Running With A Hydration Pack

A hydration pack is an excellent option for long-distance runs, especially on routes without easy access to water sources. Trail runners, for instance, choose hydration packs since they favor roads in remote locations where water refilling is not an option.

Hydration packs are equipped with a water bladder made of flexible polyurethane that can usually carry one to three liters of water. Additionally, most hydration packs come with a few pockets to hold energy bars, energy gels, and other snacks. This comes in handy for runners who usually carry several running essentials.

However, one of the cons of choosing a hydration pack is that not all designs are built to fit the female physique. Some female runners complain about packs that cause discomfort to the chest. When purchasing a hydration pack, make sure to try it on first and see that it fits well.

Modified Water Bottle Tank Top Bra

Specially designed sports bras for runners are becoming a trend. Thanks to this recent innovation, people are beginning to recognize the opportunity of stashing more stuff in a bra. These modified sports bras are designed to carry a water bottle between the shoulder blades, which allows ladies to take their bottles without the hassle of a backpack or a waist belt.

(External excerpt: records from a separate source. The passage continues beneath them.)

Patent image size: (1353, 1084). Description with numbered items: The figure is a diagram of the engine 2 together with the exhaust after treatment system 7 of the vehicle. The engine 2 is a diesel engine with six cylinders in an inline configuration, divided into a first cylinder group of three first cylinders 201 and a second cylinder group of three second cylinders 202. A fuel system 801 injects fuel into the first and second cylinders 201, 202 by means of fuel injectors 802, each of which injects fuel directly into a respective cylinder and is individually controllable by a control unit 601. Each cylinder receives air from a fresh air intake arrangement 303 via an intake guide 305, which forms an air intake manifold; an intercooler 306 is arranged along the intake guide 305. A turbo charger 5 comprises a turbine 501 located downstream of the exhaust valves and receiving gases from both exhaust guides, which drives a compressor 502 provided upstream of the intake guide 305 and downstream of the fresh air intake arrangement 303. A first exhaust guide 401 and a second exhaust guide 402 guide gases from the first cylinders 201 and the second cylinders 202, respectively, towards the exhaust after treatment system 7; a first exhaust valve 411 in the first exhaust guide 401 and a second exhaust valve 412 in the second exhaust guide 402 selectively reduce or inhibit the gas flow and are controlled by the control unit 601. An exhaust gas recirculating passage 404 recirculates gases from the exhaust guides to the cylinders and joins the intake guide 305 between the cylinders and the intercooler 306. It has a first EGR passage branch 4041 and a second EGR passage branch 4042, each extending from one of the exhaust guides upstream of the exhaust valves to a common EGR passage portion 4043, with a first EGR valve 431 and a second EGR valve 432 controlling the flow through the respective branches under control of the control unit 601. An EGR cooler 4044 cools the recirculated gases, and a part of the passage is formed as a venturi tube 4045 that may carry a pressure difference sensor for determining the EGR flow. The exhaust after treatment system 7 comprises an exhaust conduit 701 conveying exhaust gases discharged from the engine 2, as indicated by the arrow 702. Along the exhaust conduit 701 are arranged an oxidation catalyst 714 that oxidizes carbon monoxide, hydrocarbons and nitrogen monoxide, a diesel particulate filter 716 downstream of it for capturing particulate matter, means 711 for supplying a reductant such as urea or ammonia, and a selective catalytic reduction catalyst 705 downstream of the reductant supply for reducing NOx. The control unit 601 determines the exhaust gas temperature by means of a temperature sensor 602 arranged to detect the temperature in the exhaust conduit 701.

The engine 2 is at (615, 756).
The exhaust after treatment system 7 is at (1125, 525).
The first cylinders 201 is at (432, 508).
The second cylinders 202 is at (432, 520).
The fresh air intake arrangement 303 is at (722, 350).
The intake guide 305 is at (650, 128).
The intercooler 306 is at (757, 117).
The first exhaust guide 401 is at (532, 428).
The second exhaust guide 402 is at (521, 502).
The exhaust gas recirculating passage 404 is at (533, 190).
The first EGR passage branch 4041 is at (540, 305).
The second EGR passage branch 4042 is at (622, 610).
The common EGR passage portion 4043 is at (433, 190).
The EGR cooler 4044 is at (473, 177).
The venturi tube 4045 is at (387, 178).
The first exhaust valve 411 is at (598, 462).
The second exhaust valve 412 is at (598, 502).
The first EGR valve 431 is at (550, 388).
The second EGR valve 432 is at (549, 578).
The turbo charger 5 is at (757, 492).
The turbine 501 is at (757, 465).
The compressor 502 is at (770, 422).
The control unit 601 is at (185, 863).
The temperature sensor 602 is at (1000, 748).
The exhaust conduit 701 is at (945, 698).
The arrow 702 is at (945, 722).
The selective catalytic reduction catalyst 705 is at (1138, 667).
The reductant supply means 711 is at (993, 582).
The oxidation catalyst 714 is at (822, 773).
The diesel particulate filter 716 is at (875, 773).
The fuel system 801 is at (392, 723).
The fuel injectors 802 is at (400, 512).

The downside is that the top doesn’t allow you to wear anything else on top of it. It is perfect for women who like to run with just a bra as their top without extra layers, straps, or packs required.

Running With A Hydration Vest

A hydration belt generally offers a tighter fit and body shaping as compared to a hydration pack. Packs and vests are very similar when it comes to distributing weight on your body. However, a hydration pack provides a more stable and balanced option.

When wearing a hydration pack, the majority of the weight is focused on your back. Hydration vests, on the other hand, are designed to distribute weight throughout the body, which allows you to carry water and other running essentials without having a considerable amount of weight hanging on your back evenly.

Bottles Vs. Bladders

When it comes to refilling, water bottles offer a quicker option. As compared to hydration packs or vests, water bottles are more comfortable to fill up. Another advantage of carrying bottles is that you have the opportunity to carry different beverages depending on how many bottles you can take.

Water bladders, on the other hand, provide hands-free hydration, which allows you to focus more on your technic and not having to stop every time to have a sip.